Paul W. Bohn, the Arthur J. Schmitt Professor of Chemical and Biomolecular Engineering, director of the Advanced Diagnostics and Therapeutics initiative and professor of chemistry and biochemistry at the University of Notre Dame, has been named a fellow of the Society for Applied Spectroscopy (SAS). Bohn will be honored for his exceptional contributions to spectroscopy and his service to the society during its annual meeting in October.

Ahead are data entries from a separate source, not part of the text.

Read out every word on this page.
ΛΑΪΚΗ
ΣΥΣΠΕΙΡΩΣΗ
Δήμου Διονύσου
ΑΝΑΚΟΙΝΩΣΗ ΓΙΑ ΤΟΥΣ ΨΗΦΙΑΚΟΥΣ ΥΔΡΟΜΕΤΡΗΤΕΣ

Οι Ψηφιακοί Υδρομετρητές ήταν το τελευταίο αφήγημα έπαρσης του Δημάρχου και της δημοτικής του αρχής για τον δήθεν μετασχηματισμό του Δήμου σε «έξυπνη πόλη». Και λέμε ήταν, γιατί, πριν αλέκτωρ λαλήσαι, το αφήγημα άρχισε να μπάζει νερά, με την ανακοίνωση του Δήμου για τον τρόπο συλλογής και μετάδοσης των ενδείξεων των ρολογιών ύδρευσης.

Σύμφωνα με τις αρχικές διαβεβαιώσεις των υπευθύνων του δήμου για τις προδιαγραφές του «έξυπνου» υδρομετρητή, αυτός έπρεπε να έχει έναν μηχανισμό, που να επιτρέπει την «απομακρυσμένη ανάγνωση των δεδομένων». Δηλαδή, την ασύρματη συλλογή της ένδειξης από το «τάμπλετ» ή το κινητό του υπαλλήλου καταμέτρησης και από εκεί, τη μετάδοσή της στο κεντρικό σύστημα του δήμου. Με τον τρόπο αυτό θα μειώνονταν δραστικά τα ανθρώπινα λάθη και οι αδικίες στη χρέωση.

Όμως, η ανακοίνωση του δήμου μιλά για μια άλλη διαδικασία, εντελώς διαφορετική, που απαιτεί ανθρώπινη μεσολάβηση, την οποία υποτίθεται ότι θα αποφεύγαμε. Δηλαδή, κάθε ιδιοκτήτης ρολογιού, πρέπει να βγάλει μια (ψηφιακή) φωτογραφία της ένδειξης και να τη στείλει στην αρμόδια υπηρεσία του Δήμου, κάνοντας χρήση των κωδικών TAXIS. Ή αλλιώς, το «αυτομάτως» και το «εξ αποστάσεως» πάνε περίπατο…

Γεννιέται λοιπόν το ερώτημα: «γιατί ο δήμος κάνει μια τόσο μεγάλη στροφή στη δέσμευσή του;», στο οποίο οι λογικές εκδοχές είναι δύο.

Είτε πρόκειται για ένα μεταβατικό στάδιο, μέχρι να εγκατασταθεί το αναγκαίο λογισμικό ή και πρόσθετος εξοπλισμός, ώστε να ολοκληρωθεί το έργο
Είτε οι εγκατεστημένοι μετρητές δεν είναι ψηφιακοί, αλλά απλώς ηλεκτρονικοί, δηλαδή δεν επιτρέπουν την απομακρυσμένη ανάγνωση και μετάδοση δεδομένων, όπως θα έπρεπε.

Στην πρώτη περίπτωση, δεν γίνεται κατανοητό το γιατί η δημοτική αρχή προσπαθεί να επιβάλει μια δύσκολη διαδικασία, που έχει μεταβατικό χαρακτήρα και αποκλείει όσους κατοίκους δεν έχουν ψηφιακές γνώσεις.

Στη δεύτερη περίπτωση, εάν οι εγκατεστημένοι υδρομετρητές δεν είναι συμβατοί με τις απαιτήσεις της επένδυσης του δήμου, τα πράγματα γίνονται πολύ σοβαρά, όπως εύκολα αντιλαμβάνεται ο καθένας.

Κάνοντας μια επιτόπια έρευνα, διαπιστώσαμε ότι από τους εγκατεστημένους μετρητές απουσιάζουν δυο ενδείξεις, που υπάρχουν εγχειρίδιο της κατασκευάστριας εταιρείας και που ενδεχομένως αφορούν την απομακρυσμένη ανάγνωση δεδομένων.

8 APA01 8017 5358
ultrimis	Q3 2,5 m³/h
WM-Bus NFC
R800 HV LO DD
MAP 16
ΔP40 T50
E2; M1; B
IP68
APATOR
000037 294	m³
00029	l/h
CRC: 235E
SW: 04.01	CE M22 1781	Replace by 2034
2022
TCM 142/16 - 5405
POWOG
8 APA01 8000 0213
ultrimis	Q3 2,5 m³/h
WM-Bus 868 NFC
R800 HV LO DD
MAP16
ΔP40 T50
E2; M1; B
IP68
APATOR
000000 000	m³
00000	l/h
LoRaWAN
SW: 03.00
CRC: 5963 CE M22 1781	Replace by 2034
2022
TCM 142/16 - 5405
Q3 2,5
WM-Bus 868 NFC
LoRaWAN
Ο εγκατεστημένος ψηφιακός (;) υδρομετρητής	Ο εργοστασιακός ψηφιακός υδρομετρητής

A member of the American Chemical Society (ACS) and fellow of the American Association for the Advancement of Science and the Royal Society of Chemistry (RSC), Bohn has received numerous awards throughout his career, including the 2010 Theophilus Redwood Award from the RSC; the 2006 Research Team Award from the U.S. Army Construction Engineering Research Laboratory; the 2005 Bomem-Michelson Award from the Coblentz Society, presented to scientists who have advanced the techniques of vibrational, molecular, Raman or electronic spectroscopy; the 2004 Spectroscopy Society of Pittsburgh Award, which recognizes outstanding contributions in the field of spectroscopy; and the Spectrochemical Analysis Award from the ACS.
Bohn has authored and coauthored more than 210 publications focused on the understanding and control of molecular transport on the nanometer length scale, spatially anisotropic surfaces, optical spectroscopic measurement strategies for surface and interfacial structure-function studies, molecular nanoelectronics and the characterization of optoelectronic materials. He holds six patents issued in technologies related to these efforts. In addition, he has delivered more than 250 invited lectures at universities, national laboratories and industrial laboratories throughout the world. He has also served as a consultant for companies both in the United States and in Europe.
Bohn received his doctorate in chemistry from the University of Wisconsin at Madison. A 1977 graduate of Notre Dame, he has been a member of the faculty since 2006.
The SAS is a nonprofit organization dedicated to the dissemination of information related to spectroscopy and other allied sciences.